(Teleborsa) – Data per certa poco più di una settimana fa, in vista dell’esame in aula al Senato del decreto aiuti-bis, slittato alla seduta di martedì 13 settembre alle 12, rimane in stallo la proroga dello smart working.
Già a partire da agosto le scadenze dettate dal decreto Riaperture hanno segnato per molti dipendenti privati il ritorno in presenza sul proprio luogo lavoro. Il mese scorso è infatti decaduto il diritto a svolgere la prestazione di lavoro in modalità agile per i genitori lavoratori dipendenti del settore privato con almeno un figlio minore di 14 anni e i lavoratori maggiormente esposti a rischio di contagio, in ragione dell’età o della condizione di rischio derivante da immunodepressione, da esiti di patologie oncologiche o dallo svolgimento di terapie salvavita o, comunque, da comorbilità che possano caratterizzare una situazione di maggiore rischiosità accertata dal medico competente.
I dipendenti privati hanno tuttavia potuto continuare a lavorare da remoto se tale modalità era richiesta o consentita dall’azienda. Fino allo scorso 31 agosto il lavoro agile poteva, infatti, essere applicato dai datori di lavoro privati a ogni rapporto di lavoro subordinato anche in assenza degli accordi individuali previsti dalla normativa vigente con l’unico obbligo di comunicare, in via telematica, al Ministero del Lavoro e delle politiche sociali i nominativi dei lavoratori e la data di cessazione della prestazione di lavoro in modalità agile.
Con l’inizio settembre la normativa prevede che le imprese decidano se inserire stabilmente lo smart working nel proprio modello di organizzazione. Dal primo del mese tale modalità di lavoro è, infatti, possibile solo previa sottoscrizione di un accordo tra le parti, che deve essere siglato nell’atto dell’assunzione o in un momento successivo precedente all’inizio del lavoro agile.
Se sulla carta le cose stanno così, a lasciare lavoratori e aziende in un limbo è l’annunciata proroga del lavoro agile contenuta in due emendamenti al dl aiuti bis presentati dal Pd e dall’Ipf di Di Maio.

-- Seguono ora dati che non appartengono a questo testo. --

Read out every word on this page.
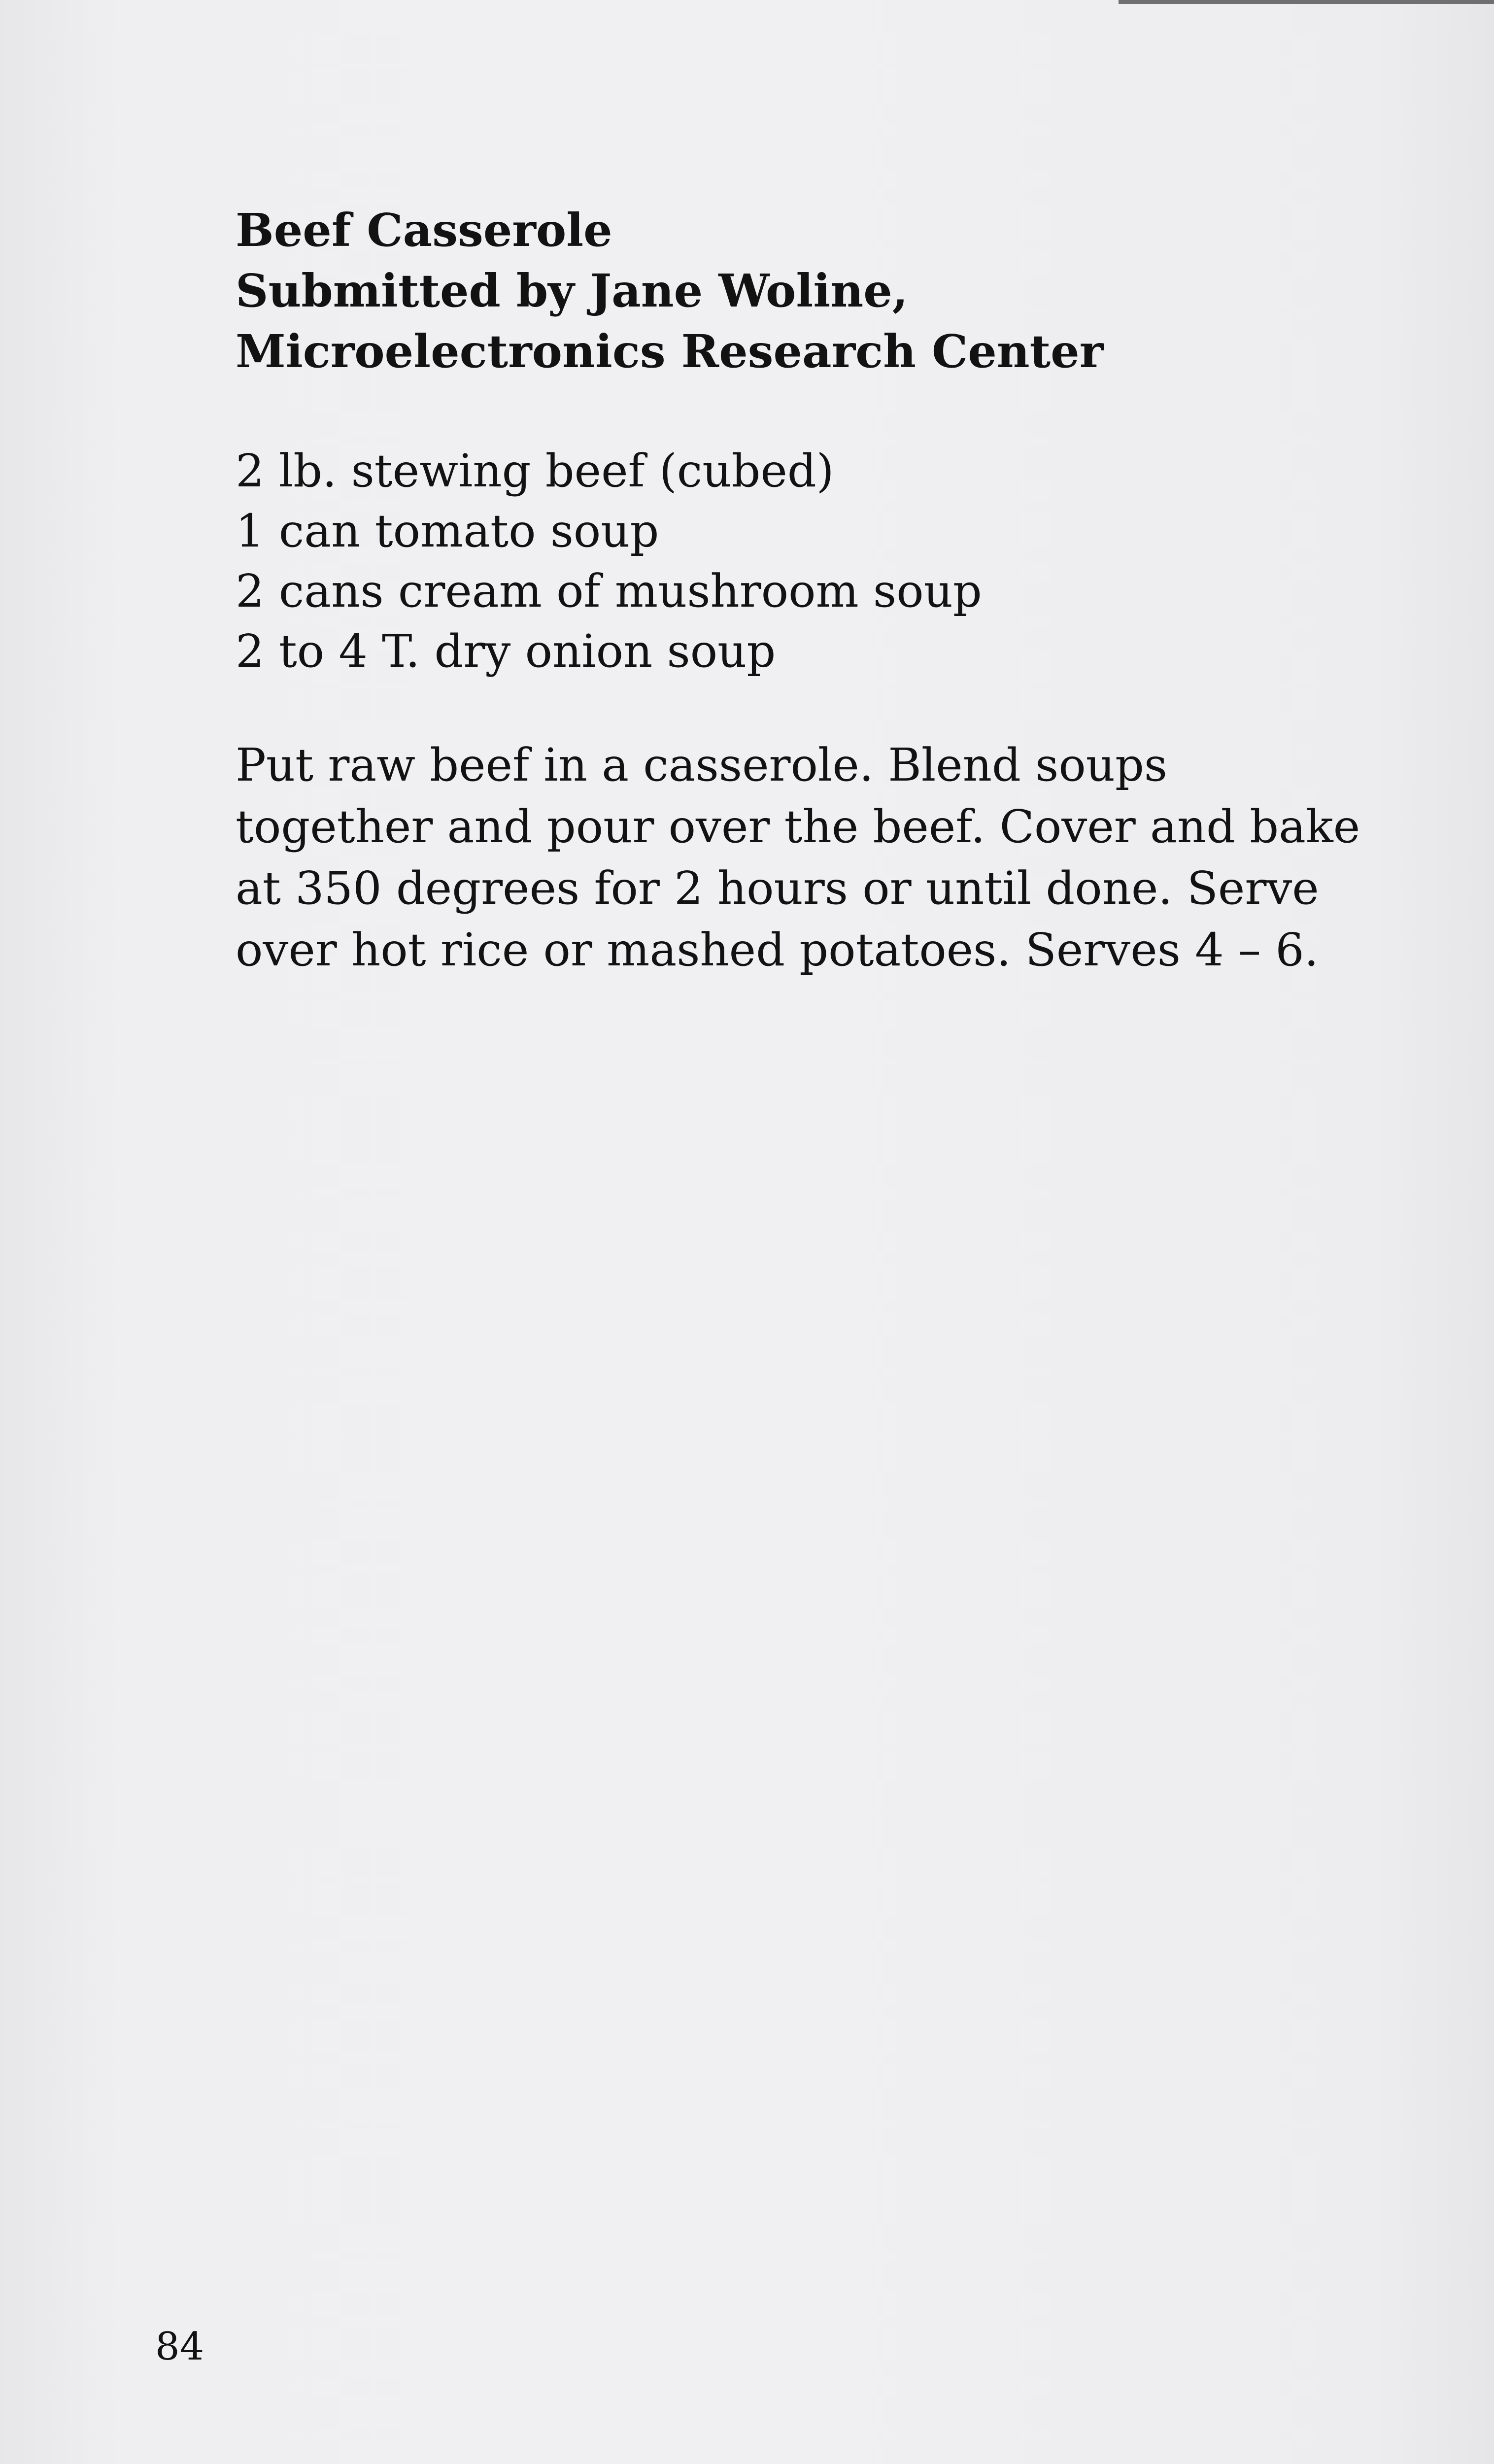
Beef Casserole
Submitted by Jane Woline,
Microelectronics Research Center
2 lb. stewing beef (cubed)
1 can tomato soup
2 cans cream of mushroom soup
2 to 4 T. dry onion soup

Put raw beef in a casserole. Blend soups
together and pour over the beef. Cover and bake
at 350 degrees for 2 hours or until done. Serve
over hot rice or mashed potatoes. Serves 4 – 6.

84
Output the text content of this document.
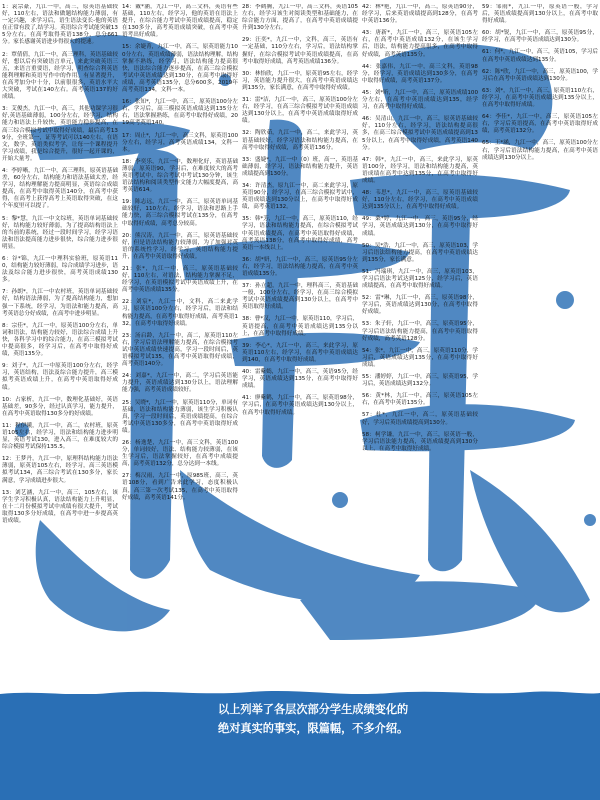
1：袁宗豪，九江一中，高三，原英语基础较好，110左右，语法和做题结构能力薄弱，有一定兴趣，求学习后，语生语法变长-他的英语在正常有段了,结学习。英语综合考试能突破135分左右。在高考取得英语138分，总分661分。家长感谢英语进步得很大的提速。

2：覃倩倩，九江一中，高三理科，英语基础较好，想以后有突破语言单元，来此突破英语三五，来语言重要语，经学习，明查综合利英语能利理解和英语写作中的作用。有显著提升，在高考加分中十分，以前很很多，英语水平大大突破，考试在140左右。高考英语137的好成绩。

3：艾俊杰，九江一中，高三，其他功课学习很好,英语基础薄弱，100分左右，经学习，结构能力和语法上升较快，英语能力稳步提高，在高三综合模拟考试中取得好成绩，最后高考139分，全班第一，证等考试可以140左右，在语文，数学，英语类似考学，让每一个课程提升学习成绩，我是综合提升，很好一起开课的，开始大量考。

4：李婷晰，九江一中，高三理科，原英语基础差，60分左右，结构能力和语法基础太差，经学习，结构理解能力提高明显，英语综合成绩提高，在高考中取得英语140分，在高考中获得，在高考上获得高考上英语取得突破，在这个年度里可以提了。

5：黎*慧，九江一中文综班，英语单词基础较好，结构能力较好薄弱，为了提高结构语法上的当前的系统，经过一段时间学习，经学习语法和语法提高能力进步很快，综合能力进步很明显。

6：谷*锦，九江一中理科实验班，原英语110，结构能力较好薄弱，综合成绩学习进步，语法及综合能力进步很快，高考英语成绩130多。

7：孙朗*，九江一中农村班，英语单词基础较好，结构语法薄弱，为了提高结构能力，想加强一下系统，经学习，为语法和能力提高，高考英语总分好成绩，在高考中进步明显。

8：宗佳*，九江一中，原英语100分左右，单词和语法，结构能力较好，语法综合成绩上升快，各科学习中的综合能力，在高三模拟考试中提高很多，经学习后，在高考中取得好成绩，英语135分。

9：刘子*，九江一中原英语100分左右，经学习，英语结构，语法及综合能力提升，高三模拟考英语成绩上升，在高考中英语取得好成绩。

10：占家析，九江一中，数理化基础好，英语基础差，90多分，经过认真学习，能力提升，在高考中英语取得130多分的好成绩。

11：程伊曦，九江一中，高二，农村班，原英语105左右，经学习，语法和结构能力进步明显，英语考试130，进入高三，在难度较大的综合模拟考试保持135.5。

12：王梦丹，九江一中，原理科结构能力语法薄弱，原英语105左右，经学习，高三英语模拟考试134，高三综合考试在130多分，家长满意，学习成绩进步很大。

13：刘艺涵，九江一中，高三，105左右，该学生学习积极认真，语法结构能力上升明显，在十二月份模拟考试中成绩有很大提升，考试取得130多分好成绩，在高考中进一步提高英语成绩。

14：戴*涵，九江一中，高三文科，英语有些基础，110左右，经学习，他的英语在语法上提升，在综合能力考试中英语成绩提高，稳定在130多分，高考英语成绩突破，在高考中英语考出好成绩。

15：余婕菁，九江一中，高三，原英语能力100分左右，英语成绩薄弱，语法结构理解，结构掌握不熟练，经学习，语法结构能力提高很快，语法综合能力逐步提高，在高三综合模拟考试中英语成绩达到130分，在高考中取得好成绩，高考英语135分，总分600多，2019年高考英语134，文科一本。

16：张知*，九江一中，高三，原英语100分左右，学习后，高三模拟英语成绩达到135分左右，语法掌握熟练，在高考中取得好成绩，2019高考英语140。

17：周止*，九江一中，高三文科，原英语100分左右，经学习，高考英语成绩134，文科一本。

18：李奕乐，九江一中，数理化好，英语基础薄弱，原英语90，学习后，在难度较大的高考英语考试中，综合考试中考试130分钟，该生语法结构和阅读类型作文能力大幅度提高，高考英语614。

19：陈志远，九江一中，高三，原英语单词基础较好，110左右，经学习，语法和思路上手能力快，高三综合模拟考试在135分，在高考中取得好成绩，高考总分较高。

20：熊汉涛，九江一中，高三，原英语基础较好，但是语法结构能力较薄弱，为了加强对英语的系统性学习，经学习，英语结构能力提升，在高考中英语取得好成绩。

21：张*，九江一中，高三，原英语基础较好，110左右，对语法，结构能力掌握不足，经学习，在英语模拟考试中英语成绩上升，在高考中英语成绩135分。

22：刘宸*，九江一中，文科，高二来此学习，原英语100分左右，经学习后，语法和结构能力提高，在高考中取得好成绩，高考英语132，在高考中取得好成绩。

23：汤启龄，九江一中，高二，原英语110左右，学习后语法理解能力提高，在综合模拟考试中英语成绩快速提高，学习一段时间后，英语模拟考试135，在高考中英语取得好成绩，高考英语140分。

24：刘嘉*，九江一中，高二，学习后英语能力提升，英语成绩达到130分以上，语法理解能力强，高考英语成绩较好。

25：吴晓*，九江一中，原英语110分，单词有基础，语法和结构能力薄弱，该生学习积极认真，学习一段时间后，英语成绩提高，在综合考试中英语130多分，在高考中英语取得好成绩。

26：杨逸楚，九江一中，高三文科，英语100分，单词较好，语法、结构能力较薄弱，在该生学习后，语法掌握较好，在高考中成绩提高，高考英语132分，总分达到一本线。

27：梅汉雨，九江一中，原985班，高三，英语108分，看到广告来此学习，态度积极认真，高三第一次考试135，在高考中英语取得好成绩，高考英语141分。

28：李鹤腾，九江一中，高三文科，英语105左右，经学习该生对阅读类型和基础能力，在综合能力方面，提高了，在高考中英语成绩提升到130分左右。

29：汪奕*，九江一中，文科，高三，英语有一定基础，110分左右，学习后，语法结构掌握好，在综合模拟考试中英语成绩提高，在高考中取得好成绩，高考英语成绩136分。

30：林怡欣，九江一中，原英语95左右，经学习，英语能力提升很大，在高考中英语成绩达到135分，家长满意，在高考中取得好成绩。

31：雷*洁，九江一中，高三，原英语100分左右，经学习，在高三综合模拟考试中英语成绩达到130分以上，在高考中英语成绩取得好成绩。

32：陶欣茹，九江一中，高二，来此学习，英语基础较好，经学习语法和结构能力提高，在高考中取得好成绩，高考英语136分。

33：盛婕*，九江一中（0）班，高一，英语基础薄弱，经学习，语法和结构能力提升，英语成绩提高到130分。

34：许清杰，原九江一中，高二来此学习，原英语90分，经学习，在高三综合模拟考试中，英语成绩达到130分以上，在高考中取得好成绩，高考英语132。

35：韩*芳，九江一中，高三，原英语110，经学习，语法和结构能力提高，在综合模拟考试中英语成绩提高，在高考中英语取得好成绩，高考英语138分，在高考中取得好成绩，高考英语一本线以上。

36：胡*妍，九江一中，高三，原英语95分左右，经学习，语法结构能力提高，在高考中英语成绩135分。

37：孙立超，九江一中，理科高三，英语基础一般，100分左右，经学习，在高三综合模拟考试中英语成绩提高到130分以上，在高考中英语取得好成绩。

38：曹*汉，九江一中，原英语110，学习后，英语提高，在高考中英语成绩达到135分以上，在高考中取得好成绩。

39：李心*，九江一中，高三，来此学习，原英语110左右，经学习，在高考中英语成绩达到140，在高考中取得好成绩。

40：雷紫嫣，九江一中，高三，英语95分，经学习，英语成绩达到135分，在高考中取得好成绩。

41：廖紫鹤，九江一中，高三，原英语98分，学习后，在高考中英语成绩达到130分以上，在高考中取得好成绩。

42：林*艳，九江一中，高三，原英语90分，经学习，后来英语成绩提高到128分，在高考中英语136分。

43：唐新*，九江一中，高三，原英语105左右，在高考中英语成绩132分，在该生学习后，语法，结构能力提高很多，在高考中取得好成绩，高考英语135分。

44：张嘉伟，九江一中，高三文科，英语98分，经学习，英语成绩达到130多分，在高考中取得好成绩，高考英语137分。

45：刘*昕，九江一中，高三，原英语成绩100分左右，在高考中英语成绩达到135，经学习，在高考中取得好成绩。

46：吴清山，九江一中，高三，原英语基础较好，110分左右，经学习，语法结构提高很多，在高三综合模拟考试中英语成绩提高到135分以上，在高考中取得好成绩，高考英语140分。

47：韩*，九江一中，高三，来此学习，原英语100分，经学习，语法和结构能力提高，英语成绩在高考中达到135分，在高考中取得好成绩。

48：韦思*，九江一中，高三，原英语基础较好，110分左右，经学习，在高考中英语成绩达到135分以上，在高考中取得好成绩。

49：桑*婷，九江一中，高三，英语95分，经学习，英语成绩达到130分，在高考中取得好成绩。

50：吴*浩，九江一中，高三，原英语103，学习后语法结构能力提高，在高考中英语成绩达到135分，家长满意。

51：冯瑞琪，九江一中，高三，原英语103，学习后语法考试达到125分，经学习后，英语成绩提高，在高考中取得好成绩。

52：雷*琳，九江一中，高三，原英语98分，学习后，英语成绩达到130分，在高考中取得好成绩。

53：朱子轩，九江一中，高三，原英语95分，学习后语法结构能力提高，在高考中英语取得好成绩，高考英语128分。

54：张*，九江一中，高三，原英语110分，学习后，英语成绩达到135分，在高考中取得好成绩。

55：潘婷婷，九江一中，高三，原英语95，学习后，英语成绩达到132分。

56：黄*林，九江一中，高三，原英语105左右，在高考中英语135分。

57：杜*，九江一中，高二，原英语基础较好，学习后英语成绩提高到130分。

58：柯学谦，九江一中，高三，原英语一般，学习后语法能力提高，英语成绩提高到130分以上，在高考中取得好成绩。

59：邹雨*，九江一中，原英语一般，学习后，英语成绩提高到130分以上，在高考中取得好成绩。

60：胡*锐，九江一中，高三，原英语95分，经学习，在高考中英语成绩达到130分。

61：何*，九江一中，高三，英语105，学习后在高考中英语成绩达到135分。

62：陈*欣，九江一中，高三，原英语100，学习后在高考中英语成绩达到130分。

63：刘*，九江一中，高三，原英语110左右，经学习，在高考中英语成绩达到135分以上，在高考中取得好成绩。

64：李佳*，九江一中，高三，原英语105左右，学习后英语提高，在高考中英语取得好成绩，高考英语132分。

65：王*涵，九江一中，高三，原英语100分左右，学习后语法结构能力提高，在高考中英语成绩达到130分以上。

以上列举了各层次部分学生成绩变化的
绝对真实的事实，限篇幅，不多介绍。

Lo scorso 29 agosto il ministro del Lavoro, Andrea Orlando ha presentato un emendamento che prevede la proroga dello smart working per i lavoratori fragili e per i genitori dei figli under 14 fino al prossimo 31 dicembre. Come annunciato dal ministro l’emendamento sarà presentato in sede di conversione del dl Aiuti bis al Senato. La relativa copertura per i lavoratori del settore pubblico – secondo quanto si apprende – sarebbe stata reperita con fondi propri del ministero del Lavoro. Gli oneri stimati nell’emendamento del Pd sono pari a 7,5 milioni di euro per il 2022, da coprire attraverso il Fondo sociale per l’occupazione e la formazione del Ministero del lavoro. Ma sul fronte delle coperture il Mef potrebbero sollevare delle criticità.